Diversity training is raising issues along with consciousness RUNNING THE GANTLET

October 09, 1994|By Jean Marbella | Jean Marbella,Sun Staff Writer

Tiny, pale and barely visible over the table she's sitting at in her Ednor Gardens rowhouse is the latest high priestess of political correctness -- the woman who dared to make men feel like the victims of sexual harassment.

With sleepy-lidded eyes behind big glasses and a receding, therapist-like demeanor, Louise Eberhardt seems the unlikely cause of a headlines-grabbing sexual harassment lawsuit filed last month by a man.

In the lawsuit, Douglas Hartman, an Illinois air traffic controller, says he was forced to walk through a Tailhook-style gantlet during a workshop designed by Ms. Eberhardt to combat sexual harassment. Mr. Hartman says he became a victim himself when he was groped by his female co-workers, who then rated his sexual attributes.

"The gantlet," Ms. Eberhardt says with a sigh about the exercise that, by her estimate, took less than one minute of a three-day workshop that her Baltimore company, Hart Performance Group, developed for Federal Aviation Administration employees.

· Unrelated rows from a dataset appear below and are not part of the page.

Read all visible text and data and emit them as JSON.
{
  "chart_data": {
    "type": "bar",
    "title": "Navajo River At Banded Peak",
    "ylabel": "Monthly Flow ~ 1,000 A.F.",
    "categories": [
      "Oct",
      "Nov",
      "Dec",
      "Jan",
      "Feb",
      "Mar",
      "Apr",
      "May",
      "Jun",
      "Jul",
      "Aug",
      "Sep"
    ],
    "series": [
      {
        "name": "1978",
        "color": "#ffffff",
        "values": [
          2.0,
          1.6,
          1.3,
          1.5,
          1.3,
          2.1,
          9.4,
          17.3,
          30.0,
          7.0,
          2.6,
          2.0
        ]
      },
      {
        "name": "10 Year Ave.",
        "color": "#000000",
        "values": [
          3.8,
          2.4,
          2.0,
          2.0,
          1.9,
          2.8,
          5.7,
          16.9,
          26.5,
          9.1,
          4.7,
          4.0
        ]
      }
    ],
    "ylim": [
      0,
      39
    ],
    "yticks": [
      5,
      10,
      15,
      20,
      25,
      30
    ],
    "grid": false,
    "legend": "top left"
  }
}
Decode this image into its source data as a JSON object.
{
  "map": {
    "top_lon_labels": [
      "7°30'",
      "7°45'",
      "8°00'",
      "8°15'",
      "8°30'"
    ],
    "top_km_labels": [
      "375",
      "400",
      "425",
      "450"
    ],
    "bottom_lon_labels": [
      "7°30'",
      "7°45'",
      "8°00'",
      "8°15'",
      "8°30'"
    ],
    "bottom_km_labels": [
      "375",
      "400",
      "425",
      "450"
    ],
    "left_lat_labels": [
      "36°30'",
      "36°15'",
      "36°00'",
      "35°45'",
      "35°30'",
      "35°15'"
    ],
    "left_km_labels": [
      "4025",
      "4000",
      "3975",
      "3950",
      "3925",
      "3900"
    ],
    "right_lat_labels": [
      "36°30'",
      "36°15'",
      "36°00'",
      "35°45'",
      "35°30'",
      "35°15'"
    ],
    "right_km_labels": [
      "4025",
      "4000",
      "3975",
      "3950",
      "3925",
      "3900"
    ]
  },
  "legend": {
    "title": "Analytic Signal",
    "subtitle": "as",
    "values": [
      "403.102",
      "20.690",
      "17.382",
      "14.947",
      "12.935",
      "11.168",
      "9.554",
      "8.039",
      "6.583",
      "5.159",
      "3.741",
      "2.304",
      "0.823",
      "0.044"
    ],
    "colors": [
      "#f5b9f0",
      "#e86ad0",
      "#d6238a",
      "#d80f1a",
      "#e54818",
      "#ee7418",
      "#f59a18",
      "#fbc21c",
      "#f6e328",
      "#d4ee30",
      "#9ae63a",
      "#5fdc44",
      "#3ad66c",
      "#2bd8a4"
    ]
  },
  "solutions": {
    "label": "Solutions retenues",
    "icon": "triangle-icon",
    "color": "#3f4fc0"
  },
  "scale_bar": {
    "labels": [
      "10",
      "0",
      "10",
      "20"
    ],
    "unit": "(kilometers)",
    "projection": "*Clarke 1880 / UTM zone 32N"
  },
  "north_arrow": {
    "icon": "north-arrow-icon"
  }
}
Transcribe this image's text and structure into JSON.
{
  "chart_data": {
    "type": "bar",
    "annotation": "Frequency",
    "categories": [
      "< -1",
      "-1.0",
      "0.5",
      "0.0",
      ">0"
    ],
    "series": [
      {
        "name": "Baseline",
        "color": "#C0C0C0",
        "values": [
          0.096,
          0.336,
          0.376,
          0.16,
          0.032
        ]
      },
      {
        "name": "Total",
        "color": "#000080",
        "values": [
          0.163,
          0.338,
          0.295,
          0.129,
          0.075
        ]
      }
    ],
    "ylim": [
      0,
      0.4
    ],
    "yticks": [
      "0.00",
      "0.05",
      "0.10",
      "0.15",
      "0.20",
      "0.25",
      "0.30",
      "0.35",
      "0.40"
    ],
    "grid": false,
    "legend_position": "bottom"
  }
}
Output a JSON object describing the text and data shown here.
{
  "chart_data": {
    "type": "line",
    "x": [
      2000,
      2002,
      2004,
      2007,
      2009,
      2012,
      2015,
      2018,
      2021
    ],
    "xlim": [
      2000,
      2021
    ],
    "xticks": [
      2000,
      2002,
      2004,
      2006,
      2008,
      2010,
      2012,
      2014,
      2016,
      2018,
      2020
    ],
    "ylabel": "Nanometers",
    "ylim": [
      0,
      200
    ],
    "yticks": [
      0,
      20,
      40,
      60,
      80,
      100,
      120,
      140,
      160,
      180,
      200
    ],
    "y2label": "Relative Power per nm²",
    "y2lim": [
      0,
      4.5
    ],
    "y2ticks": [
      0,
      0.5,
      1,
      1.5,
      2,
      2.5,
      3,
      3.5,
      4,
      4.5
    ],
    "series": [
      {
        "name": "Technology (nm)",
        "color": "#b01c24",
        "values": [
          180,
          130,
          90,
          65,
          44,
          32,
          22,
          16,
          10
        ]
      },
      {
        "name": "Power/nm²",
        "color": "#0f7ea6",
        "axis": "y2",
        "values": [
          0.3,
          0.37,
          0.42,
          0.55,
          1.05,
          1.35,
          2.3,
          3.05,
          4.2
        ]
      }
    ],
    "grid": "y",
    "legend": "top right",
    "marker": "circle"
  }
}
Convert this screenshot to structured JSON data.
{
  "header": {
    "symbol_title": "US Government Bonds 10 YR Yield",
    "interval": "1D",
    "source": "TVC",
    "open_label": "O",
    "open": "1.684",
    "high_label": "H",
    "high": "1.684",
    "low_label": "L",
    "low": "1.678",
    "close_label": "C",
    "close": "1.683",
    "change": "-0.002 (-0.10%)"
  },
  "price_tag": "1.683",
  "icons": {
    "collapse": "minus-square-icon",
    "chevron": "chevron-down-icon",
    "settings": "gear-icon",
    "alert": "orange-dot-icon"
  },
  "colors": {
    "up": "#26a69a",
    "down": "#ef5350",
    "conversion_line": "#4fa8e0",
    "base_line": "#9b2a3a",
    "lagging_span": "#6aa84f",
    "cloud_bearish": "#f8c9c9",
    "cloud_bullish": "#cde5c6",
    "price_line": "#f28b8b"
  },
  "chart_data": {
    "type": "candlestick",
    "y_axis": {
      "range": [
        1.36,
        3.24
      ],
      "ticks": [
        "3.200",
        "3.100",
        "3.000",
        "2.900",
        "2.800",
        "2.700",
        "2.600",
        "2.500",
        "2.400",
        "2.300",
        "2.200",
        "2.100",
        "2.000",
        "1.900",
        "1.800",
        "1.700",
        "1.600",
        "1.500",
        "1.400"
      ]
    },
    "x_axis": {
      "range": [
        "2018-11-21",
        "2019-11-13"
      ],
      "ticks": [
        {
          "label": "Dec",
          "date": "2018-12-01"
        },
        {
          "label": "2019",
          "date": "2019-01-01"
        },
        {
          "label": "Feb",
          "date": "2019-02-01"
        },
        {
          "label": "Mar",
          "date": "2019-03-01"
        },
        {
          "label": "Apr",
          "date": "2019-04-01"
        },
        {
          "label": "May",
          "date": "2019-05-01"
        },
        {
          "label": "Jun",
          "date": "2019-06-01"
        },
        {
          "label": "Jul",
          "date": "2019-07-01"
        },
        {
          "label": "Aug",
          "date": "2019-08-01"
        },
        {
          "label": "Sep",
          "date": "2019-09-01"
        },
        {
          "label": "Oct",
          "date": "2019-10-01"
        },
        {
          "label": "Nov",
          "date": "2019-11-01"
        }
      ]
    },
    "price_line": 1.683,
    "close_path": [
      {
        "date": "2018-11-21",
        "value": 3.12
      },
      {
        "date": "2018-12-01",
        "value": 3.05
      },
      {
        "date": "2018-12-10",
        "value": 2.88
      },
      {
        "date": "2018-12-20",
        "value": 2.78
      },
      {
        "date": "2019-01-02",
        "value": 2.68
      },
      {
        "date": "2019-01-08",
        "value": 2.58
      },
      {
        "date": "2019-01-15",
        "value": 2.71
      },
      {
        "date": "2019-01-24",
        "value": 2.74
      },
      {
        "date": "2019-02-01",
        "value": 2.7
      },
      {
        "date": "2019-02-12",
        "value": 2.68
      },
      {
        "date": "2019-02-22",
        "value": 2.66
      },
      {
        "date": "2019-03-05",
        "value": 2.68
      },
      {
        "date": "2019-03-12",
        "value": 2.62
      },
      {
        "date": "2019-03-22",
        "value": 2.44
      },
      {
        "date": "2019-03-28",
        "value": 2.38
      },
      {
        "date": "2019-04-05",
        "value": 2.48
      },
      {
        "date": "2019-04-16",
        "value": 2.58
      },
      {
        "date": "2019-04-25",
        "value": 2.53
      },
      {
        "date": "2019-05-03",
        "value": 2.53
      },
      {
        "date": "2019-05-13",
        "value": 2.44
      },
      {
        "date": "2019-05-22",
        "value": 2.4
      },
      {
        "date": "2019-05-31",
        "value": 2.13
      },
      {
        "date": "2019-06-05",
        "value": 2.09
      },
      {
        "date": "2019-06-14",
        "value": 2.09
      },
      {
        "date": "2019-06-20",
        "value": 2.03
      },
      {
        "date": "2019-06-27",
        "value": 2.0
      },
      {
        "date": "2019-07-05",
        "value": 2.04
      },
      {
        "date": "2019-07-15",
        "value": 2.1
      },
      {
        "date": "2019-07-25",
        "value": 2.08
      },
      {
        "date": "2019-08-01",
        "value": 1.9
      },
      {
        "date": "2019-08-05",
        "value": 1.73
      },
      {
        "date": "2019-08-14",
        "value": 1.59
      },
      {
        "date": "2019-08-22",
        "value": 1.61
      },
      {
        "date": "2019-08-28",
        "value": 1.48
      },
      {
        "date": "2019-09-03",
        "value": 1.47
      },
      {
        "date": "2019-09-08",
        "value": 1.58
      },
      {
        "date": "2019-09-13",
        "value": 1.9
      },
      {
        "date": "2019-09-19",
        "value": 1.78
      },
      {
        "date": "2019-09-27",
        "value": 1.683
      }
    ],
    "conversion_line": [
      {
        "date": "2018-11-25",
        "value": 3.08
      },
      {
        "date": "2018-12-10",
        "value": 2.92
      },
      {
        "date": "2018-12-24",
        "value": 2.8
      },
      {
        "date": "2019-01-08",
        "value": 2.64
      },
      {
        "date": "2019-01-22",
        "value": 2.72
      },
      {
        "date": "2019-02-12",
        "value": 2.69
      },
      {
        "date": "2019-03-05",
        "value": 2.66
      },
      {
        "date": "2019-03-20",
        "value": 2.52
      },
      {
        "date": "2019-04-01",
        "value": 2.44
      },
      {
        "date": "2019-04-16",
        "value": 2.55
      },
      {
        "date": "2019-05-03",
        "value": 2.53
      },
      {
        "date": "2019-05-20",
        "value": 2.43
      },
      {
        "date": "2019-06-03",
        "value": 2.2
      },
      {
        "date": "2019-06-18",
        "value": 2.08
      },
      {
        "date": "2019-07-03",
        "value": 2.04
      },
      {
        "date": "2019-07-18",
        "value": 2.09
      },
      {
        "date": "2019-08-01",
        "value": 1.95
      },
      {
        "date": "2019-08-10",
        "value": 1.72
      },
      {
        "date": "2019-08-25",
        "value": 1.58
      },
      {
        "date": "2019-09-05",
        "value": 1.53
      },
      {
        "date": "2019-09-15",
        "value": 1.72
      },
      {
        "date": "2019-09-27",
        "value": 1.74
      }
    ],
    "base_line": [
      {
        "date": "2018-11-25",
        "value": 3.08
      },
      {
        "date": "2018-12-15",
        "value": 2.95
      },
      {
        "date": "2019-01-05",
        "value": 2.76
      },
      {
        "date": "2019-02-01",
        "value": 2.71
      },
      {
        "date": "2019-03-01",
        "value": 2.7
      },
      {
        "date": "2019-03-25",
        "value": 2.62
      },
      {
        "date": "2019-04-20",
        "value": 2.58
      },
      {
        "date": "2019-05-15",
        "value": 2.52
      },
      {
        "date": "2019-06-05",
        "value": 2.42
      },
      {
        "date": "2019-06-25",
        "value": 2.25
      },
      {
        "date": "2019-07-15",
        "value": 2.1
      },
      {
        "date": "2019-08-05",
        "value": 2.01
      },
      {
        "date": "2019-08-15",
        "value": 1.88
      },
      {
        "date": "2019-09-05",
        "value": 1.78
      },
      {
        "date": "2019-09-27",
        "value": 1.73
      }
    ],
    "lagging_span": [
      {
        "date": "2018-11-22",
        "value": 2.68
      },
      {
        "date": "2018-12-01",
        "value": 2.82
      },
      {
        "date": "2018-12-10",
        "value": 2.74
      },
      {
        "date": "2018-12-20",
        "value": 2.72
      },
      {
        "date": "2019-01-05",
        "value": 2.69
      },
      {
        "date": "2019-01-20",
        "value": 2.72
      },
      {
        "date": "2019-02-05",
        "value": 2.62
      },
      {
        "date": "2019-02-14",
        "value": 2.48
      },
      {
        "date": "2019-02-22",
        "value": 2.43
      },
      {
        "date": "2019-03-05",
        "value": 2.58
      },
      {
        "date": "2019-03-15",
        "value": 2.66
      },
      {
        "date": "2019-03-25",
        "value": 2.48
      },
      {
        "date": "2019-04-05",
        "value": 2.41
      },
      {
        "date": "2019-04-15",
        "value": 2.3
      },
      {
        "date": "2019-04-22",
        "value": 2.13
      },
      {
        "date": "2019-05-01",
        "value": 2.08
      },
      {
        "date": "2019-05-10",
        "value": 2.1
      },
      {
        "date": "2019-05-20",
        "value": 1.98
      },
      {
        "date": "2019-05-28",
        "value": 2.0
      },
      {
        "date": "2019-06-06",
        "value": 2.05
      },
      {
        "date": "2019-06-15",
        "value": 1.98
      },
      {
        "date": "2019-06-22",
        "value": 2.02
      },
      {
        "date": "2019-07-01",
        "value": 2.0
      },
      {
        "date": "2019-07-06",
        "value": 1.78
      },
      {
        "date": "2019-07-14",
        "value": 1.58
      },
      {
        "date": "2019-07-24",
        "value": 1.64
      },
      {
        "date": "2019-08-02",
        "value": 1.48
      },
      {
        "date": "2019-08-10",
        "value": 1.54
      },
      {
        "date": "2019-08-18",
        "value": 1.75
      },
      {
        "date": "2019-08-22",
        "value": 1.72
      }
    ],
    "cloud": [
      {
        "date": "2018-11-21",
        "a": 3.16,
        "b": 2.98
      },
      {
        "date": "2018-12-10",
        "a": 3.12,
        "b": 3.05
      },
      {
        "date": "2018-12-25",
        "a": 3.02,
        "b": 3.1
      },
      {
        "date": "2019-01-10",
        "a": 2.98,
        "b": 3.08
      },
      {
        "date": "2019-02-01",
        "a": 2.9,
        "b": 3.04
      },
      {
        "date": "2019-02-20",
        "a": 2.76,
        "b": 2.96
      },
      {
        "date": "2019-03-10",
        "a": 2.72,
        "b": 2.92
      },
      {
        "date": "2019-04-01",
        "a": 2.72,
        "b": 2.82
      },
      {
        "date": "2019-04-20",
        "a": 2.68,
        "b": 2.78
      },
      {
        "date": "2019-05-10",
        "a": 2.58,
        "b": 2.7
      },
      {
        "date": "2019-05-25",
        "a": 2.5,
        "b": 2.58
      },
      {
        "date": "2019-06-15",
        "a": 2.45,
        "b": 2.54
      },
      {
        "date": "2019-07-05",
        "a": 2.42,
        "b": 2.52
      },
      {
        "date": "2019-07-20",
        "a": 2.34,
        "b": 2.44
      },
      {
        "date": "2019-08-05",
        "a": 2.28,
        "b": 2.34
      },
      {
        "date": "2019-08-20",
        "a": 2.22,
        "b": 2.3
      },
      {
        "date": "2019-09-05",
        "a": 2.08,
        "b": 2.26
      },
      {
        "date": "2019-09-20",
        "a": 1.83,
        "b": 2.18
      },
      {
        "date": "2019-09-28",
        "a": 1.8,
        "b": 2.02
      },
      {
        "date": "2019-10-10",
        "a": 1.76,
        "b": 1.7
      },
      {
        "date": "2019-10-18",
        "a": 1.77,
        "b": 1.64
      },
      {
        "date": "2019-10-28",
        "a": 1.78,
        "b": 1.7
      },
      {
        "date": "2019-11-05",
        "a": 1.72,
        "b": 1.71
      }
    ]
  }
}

"It had nothing to do with Tailhook," she says, referring to the infamous 1991 convention of Navy and Marine aviators at which women were manhandled by a gantlet of their drunken colleagues.

"It came out of the [air traffic controllers'] workplace itself," Ms. Eberhardt says. "They work in this very dark place, they sit in these long rows, and whenever a woman walks down the aisle, men will turn around and make comments or pull up their dresses."

After repeated complaints from female and minority air traffic controllers in the Chicago area, the FAA hired Ms. Eberhardt in 1989 to design workshops for the controllers, largely white males, to sensitize them to the changing make-up of their workplace.

Mr. Hartman, a 43-year-old air traffic controller from Aurora, Ill., was one of 8,000 FAA employees who went through diversity training. He attended a workshop in June 1992 that was designed by Ms. Eberhardt and conducted by one of her employees.

Ms. Eberhardt says she included the Tailhook-style gantlet in all her FAA workshops to jar male participants into understanding what women often face in the workplace. Mr. Hartman was more than jarred. He was outraged.

After complaining to his supervisors to no avail, he filed a $300,000 lawsuit last month against the Department of Transportation.

"If you want people to respect each other, you have to treat them with respect. If you want to stop abusive behavior, you can't abuse people," Mr. Hartman says. "I don't treat people that way, and so I raised objections to being treated that way. I was accused of being in denial, and that I was a racist and a sexist. They presumed who I was because I fell into a certain classification . . . white male. I resent that."

His lawsuit has reignited a long-running debate over the use and effectiveness of diversity training, an increasingly common phenomenon in today's workplace.

On one side are those who say diversity training needs to be intensely personal and dramatic to sensitize employees to the experiences of colleagues who may come from radically different backgrounds than their own. On the other side are those who say the training, however well-intended, often turns into an exercise in political correctness, in which white males are the bad guys and every one else is a victim.

For Ms. Eberhardt, 50, the lawsuit has become a gantlet of sorts for her and her company.

Her consulting work for the FAA, which says it has paid her $1.18 million since 1992, has been put on hold. The federal Inspector General, which had begun investigating FAA training 2 1/2 years ago over complaints about another program, has expanded the probe recently to include the allegations against Ms. Eberhardt's seminars.

And she worries that the controversy could hurt her ability to attract new clients, though her firm is not being sued.

All the attention is at odds with what Ms. Eberhardt calls her "laid-back" style.

"People expect to see this abrasive person," says Ms. Eberhardt, who has been doing various forms of business consulting and group training for about 20 years.

Instead they find a woman who personifies the liberal, personal-growth, therapeutic culture that has taken root to such an extent that even the president of the United States attends workshops where he talks about growing up as a fat boy and unabashedly says things like, "I feel your pain."

Ms. Eberhardt speaks carefully and with pervasive sensitivity: She prefers the term "people of color," for example, to "minorities," because, after all, they aren't minorities if you look at the world at large. And, even as she disputes Mr. Hartman's account of the seminar, she makes clear that even his complaint should be listened to.

"I have a lot of empathy for white men today," she says. "I think it's hard for them to adapt to all the changes in the workplace today."